Let f and g be functions that are differentiable for all real numbers x and that have the following properties -
(i) f'(x) = f(x) - g(x)
(ii) g'(x) = g(x) - f(x)
(iii) f(0) = 5
(iv) g(0) = 1

(a) Prove that f(x) + g(x) = 6 for all x.
(b) Find f(x) and g(x).
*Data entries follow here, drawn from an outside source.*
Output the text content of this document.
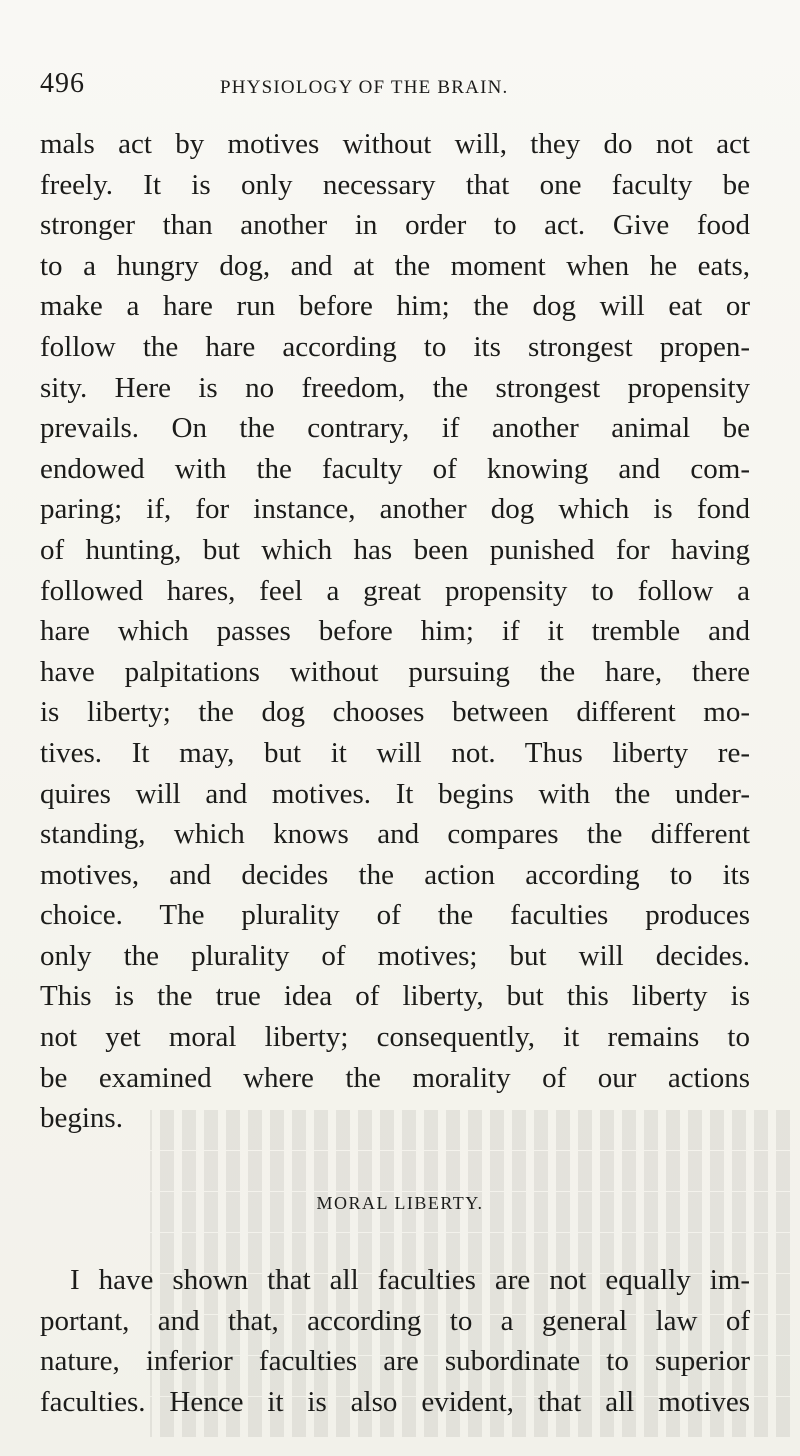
496	PHYSIOLOGY OF THE BRAIN.
mals act by motives without will, they do not act
freely. It is only necessary that one faculty be
stronger than another in order to act. Give food
to a hungry dog, and at the moment when he eats,
make a hare run before him; the dog will eat or
follow the hare according to its strongest propen-
sity. Here is no freedom, the strongest propensity
prevails. On the contrary, if another animal be
endowed with the faculty of knowing and com-
paring; if, for instance, another dog which is fond
of hunting, but which has been punished for having
followed hares, feel a great propensity to follow a
hare which passes before him; if it tremble and
have palpitations without pursuing the hare, there
is liberty; the dog chooses between different mo-
tives. It may, but it will not. Thus liberty re-
quires will and motives. It begins with the under-
standing, which knows and compares the different
motives, and decides the action according to its
choice. The plurality of the faculties produces
only the plurality of motives; but will decides.
This is the true idea of liberty, but this liberty is
not yet moral liberty; consequently, it remains to
be examined where the morality of our actions
begins.
MORAL LIBERTY.
I have shown that all faculties are not equally im-
portant, and that, according to a general law of
nature, inferior faculties are subordinate to superior
faculties. Hence it is also evident, that all motives
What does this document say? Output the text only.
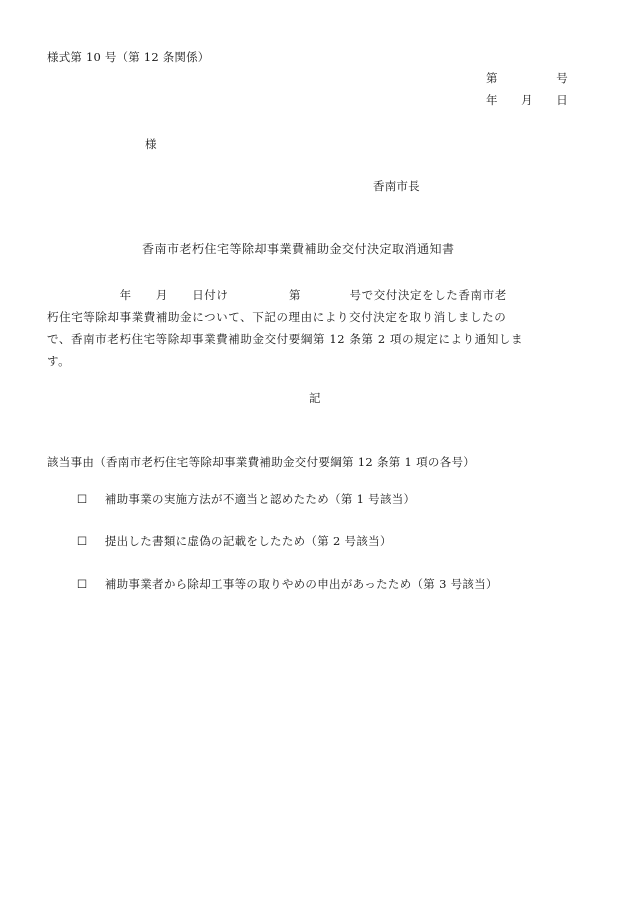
様式第 10 号（第 12 条関係）
第　　　　　号
年　　月　　日
様
香南市長
香南市老朽住宅等除却事業費補助金交付決定取消通知書
　　　　　　年　　月　　日付け　　　　　第　　　　号で交付決定をした香南市老
朽住宅等除却事業費補助金について、下記の理由により交付決定を取り消しましたの
で、香南市老朽住宅等除却事業費補助金交付要綱第 12 条第 2 項の規定により通知しま
す。
記
該当事由（香南市老朽住宅等除却事業費補助金交付要綱第 12 条第 1 項の各号）

☐ 補助事業の実施方法が不適当と認めたため（第 1 号該当）

☐ 提出した書類に虚偽の記載をしたため（第 2 号該当）

☐ 補助事業者から除却工事等の取りやめの申出があったため（第 3 号該当）
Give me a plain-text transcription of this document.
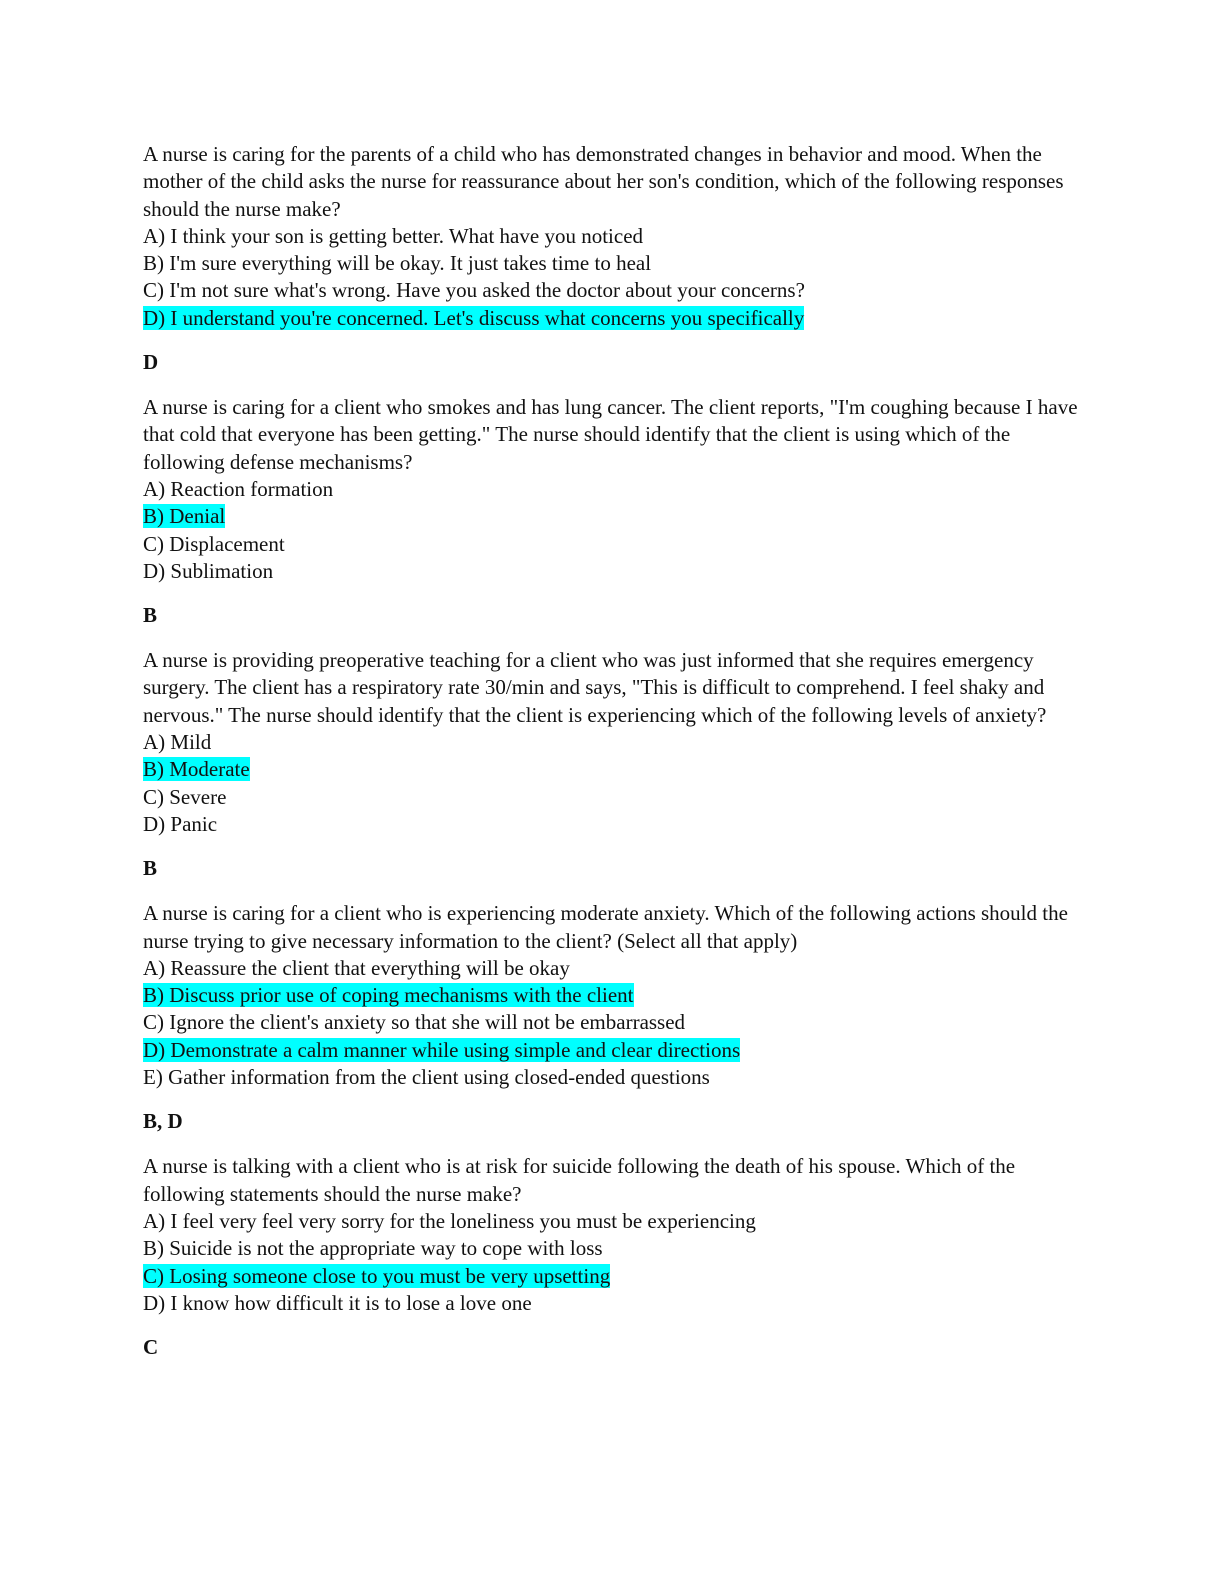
A nurse is caring for the parents of a child who has demonstrated changes in behavior and mood. When the mother of the child asks the nurse for reassurance about her son's condition, which of the following responses should the nurse make?
A) I think your son is getting better. What have you noticed
B) I'm sure everything will be okay. It just takes time to heal
C) I'm not sure what's wrong. Have you asked the doctor about your concerns?
D) I understand you're concerned. Let's discuss what concerns you specifically
D
A nurse is caring for a client who smokes and has lung cancer. The client reports, "I'm coughing because I have that cold that everyone has been getting." The nurse should identify that the client is using which of the following defense mechanisms?
A) Reaction formation
B) Denial
C) Displacement
D) Sublimation
B
A nurse is providing preoperative teaching for a client who was just informed that she requires emergency surgery. The client has a respiratory rate 30/min and says, "This is difficult to comprehend. I feel shaky and nervous." The nurse should identify that the client is experiencing which of the following levels of anxiety?
A) Mild
B) Moderate
C) Severe
D) Panic
B
A nurse is caring for a client who is experiencing moderate anxiety. Which of the following actions should the nurse trying to give necessary information to the client? (Select all that apply)
A) Reassure the client that everything will be okay
B) Discuss prior use of coping mechanisms with the client
C) Ignore the client's anxiety so that she will not be embarrassed
D) Demonstrate a calm manner while using simple and clear directions
E) Gather information from the client using closed-ended questions
B, D
A nurse is talking with a client who is at risk for suicide following the death of his spouse. Which of the following statements should the nurse make?
A) I feel very feel very sorry for the loneliness you must be experiencing
B) Suicide is not the appropriate way to cope with loss
C) Losing someone close to you must be very upsetting
D) I know how difficult it is to lose a love one
C
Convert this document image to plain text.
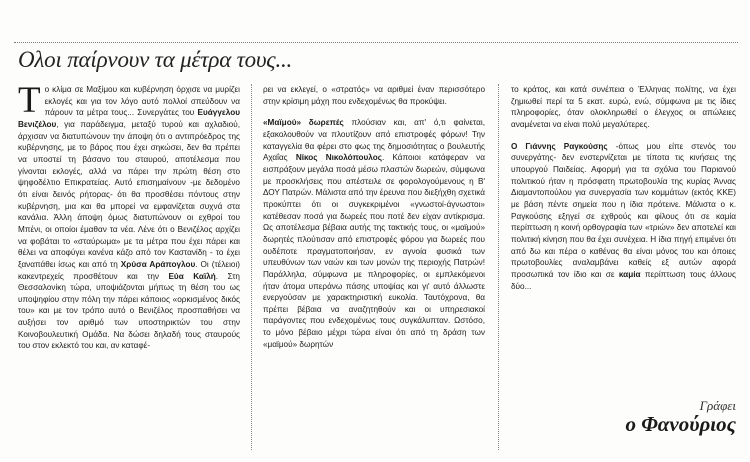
Ολοι παίρνουν τα μέτρα τους...

Το κλίμα σε Μαξίμου και κυβέρνηση όρχισε να μυρίζει εκλογές και για τον λόγο αυτό πολλοί σπεύδουν να πάρουν τα μέτρα τους... Συνεργάτες του Ευάγγελου Βενιζέλου, για παράδειγμα, μεταξύ τυρού και αχλαδιού, άρχισαν να διατυπώνουν την άποψη ότι ο αντιπρόεδρος της κυβέρνησης, με το βάρος που έχει σηκώσει, δεν θα πρέπει να υποστεί τη βάσανο του σταυρού, αποτέλεσμα που γίνονται εκλογές, αλλά να πάρει την πρώτη θέση στο ψηφοδέλτιο Επικρατείας. Αυτό επισημαίνουν -με δεδομένο ότι είναι δεινός ρήτορας- ότι θα προσθέσει πόντους στην κυβέρνηση, μια και θα μπορεί να εμφανίζεται συχνά στα κανάλια. Άλλη άποψη όμως διατυπώνουν οι εχθροί του Μπένι, οι οποίοι έμαθαν τα νέα. Λένε ότι ο Βενιζέλος αρχίζει να φοβάται το «σταύρωμα» με τα μέτρα που έχει πάρει και θέλει να αποφύγει κανένα κάζο από τον Καστανίδη - το έχει ξαναπάθει ίσως και από τη Χρύσα Αράπογλου. Οι (τέλειοι) κακεντρεχείς προσθέτουν και την Εύα Καϊλή. Στη Θεσσαλονίκη τώρα, υποψιάζονται μήπως τη θέση του ως υποψηφίου στην πόλη την πάρει κάποιος «ορκισμένος δικός του» και με τον τρόπο αυτό ο Βενιζέλος προσπαθήσει να αυξήσει τον αριθμό των υποστηρικτών του στην Κοινοβουλευτική Ομάδα. Να δώσει δηλαδή τους σταυρούς του στον εκλεκτό του και, αν καταφέ-

ρει να εκλεγεί, ο «στρατός» να αριθμεί έναν περισσότερο στην κρίσιμη μάχη που ενδεχομένως θα προκύψει.

«Μαϊμού» δωρεπές πλούσιαν και, απ' ό,τι φαίνεται, εξακολουθούν να πλουτίζουν από επιστροφές φόρων! Την καταγγελία θα φέρει στο φως της δημοσιότητας ο βουλευτής Αχαΐας Νίκος Νικολόπουλος. Κάποιοι κατάφεραν να εισπράξουν μεγάλα ποσά μέσω πλαστών δωρεών, σύμφωνα με προσκλήσεις που απέστειλε σε φορολογούμενους η Β' ΔΟΥ Πατρών. Μάλιστα από την έρευνα που διεξήχθη σχετικά προκύπτει ότι οι συγκεκριμένοι «γνωστοί-άγνωστοι» κατέθεσαν ποσά για δωρεές που ποτέ δεν είχαν αντίκρισμα. Ως αποτέλεσμα βέβαια αυτής της τακτικής τους, οι «μαϊμού» δωρητές πλούτισαν από επιστροφές φόρου για δωρεές που ουδέποτε πραγματοποιήσαν, εν αγνοία φυσικά των υπευθύνων των ναών και των μονών της περιοχής Πατρών! Παράλληλα, σύμφωνα με πληροφορίες, οι εμπλεκόμενοι ήταν άτομα υπεράνω πάσης υποψίας και γι' αυτό άλλωστε ενεργούσαν με χαρακτηριστική ευκολία. Ταυτόχρονα, θα πρέπει βέβαια να αναζητηθούν και οι υπηρεσιακοί παράγοντες που ενδεχομένως τους συγκάλυπταν. Ωστόσο, το μόνο βέβαιο μέχρι τώρα είναι ότι από τη δράση των «μαϊμού» δωρητών

το κράτος, και κατά συνέπεια ο Έλληνας πολίτης, να έχει ζημιωθεί περί τα 5 εκατ. ευρώ, ενώ, σύμφωνα με τις ίδιες πληροφορίες, όταν ολοκληρωθεί ο έλεγχος οι απώλειες αναμένεται να είναι πολύ μεγαλύτερες.

Ο Γιάννης Ραγκούσης -όπως μου είπε στενός του συνεργάτης- δεν ενστερνίζεται με τίποτα τις κινήσεις της υπουργού Παιδείας. Αφορμή για τα σχόλια του Παριανού πολιτικού ήταν η πρόσφατη πρωτοβουλία της κυρίας Άννας Διαμαντοπούλου για συνεργασία των κομμάτων (εκτός ΚΚΕ) με βάση πέντε σημεία που η ίδια πρότεινε. Μάλιστα ο κ. Ραγκούσης εξηγεί σε εχθρούς και φίλους ότι σε καμία περίπτωση η κοινή ορθογραφία των «τριών» δεν αποτελεί και πολιτική κίνηση που θα έχει συνέχεια. Η ίδια πηγή επιμένει ότι από δω και πέρα ο καθένας θα είναι μόνος του και όποιες πρωτοβουλίες αναλαμβάνει καθείς εξ αυτών αφορά προσωπικά τον ίδιο και σε καμία περίπτωση τους άλλους δύο...

Γράφει
ο Φανούριος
Show your work.

Answer 1

f'(x)=f(x)-g(x)

g'(x)=g(x)-f(x) --> g(x)=g'(x)+f(x)

f''(x)=f(x)-g'(x)-f(x)=g'(x)

integrating f(x)=-g(x)+C

f(0)=5, g(0)=6 so 5 = -1 + C

C = 6

f(x) + g(x) = 6 for all x

Answer 2

f'(x)=f(x)-g(x) ===> f(x)=f'(x)+g(x) ==> f(0) ==> 5=0+g(x) ==> g(x)=5

the same for g(x) ==> g(0) ==> 1=f(x) + 0 ==> f(x)=1

f(x)+g(x)=1+5=6 !!

easy ! just imagine ! you can do it .

Answer 3

(a)

add (i) and (ii):
f'(x) + g'(x) = 0 => f(x)+g(x) = const = f(0) + g(0).

(b)
subtract (ii) from (i)

f'(x) - g'(x) = 2(f(x)-g(x))
let q(x) = f(x)-g(x), then
q'(x) = 2q(x),
dq/dx = 2q
dq/q = 2 dx
ln q = 2x + C
q = A exp(2x),

A = q(0) = f(0) - g(0) = 4

Now you need to solve a system of ordinary linear equations:
f + g = 6
f - g = 4exp(2x)


f(x) = 3 + 2 exp(2x)
g(x) = 3 - 2 exp(2x)

Answer 4

(i) f'(x) = f(x) - g(x)
(ii) g'(x) = g(x) - f(x)
(iii) f(0) = 5
(iv) g(0) = 1

The answer is 37
....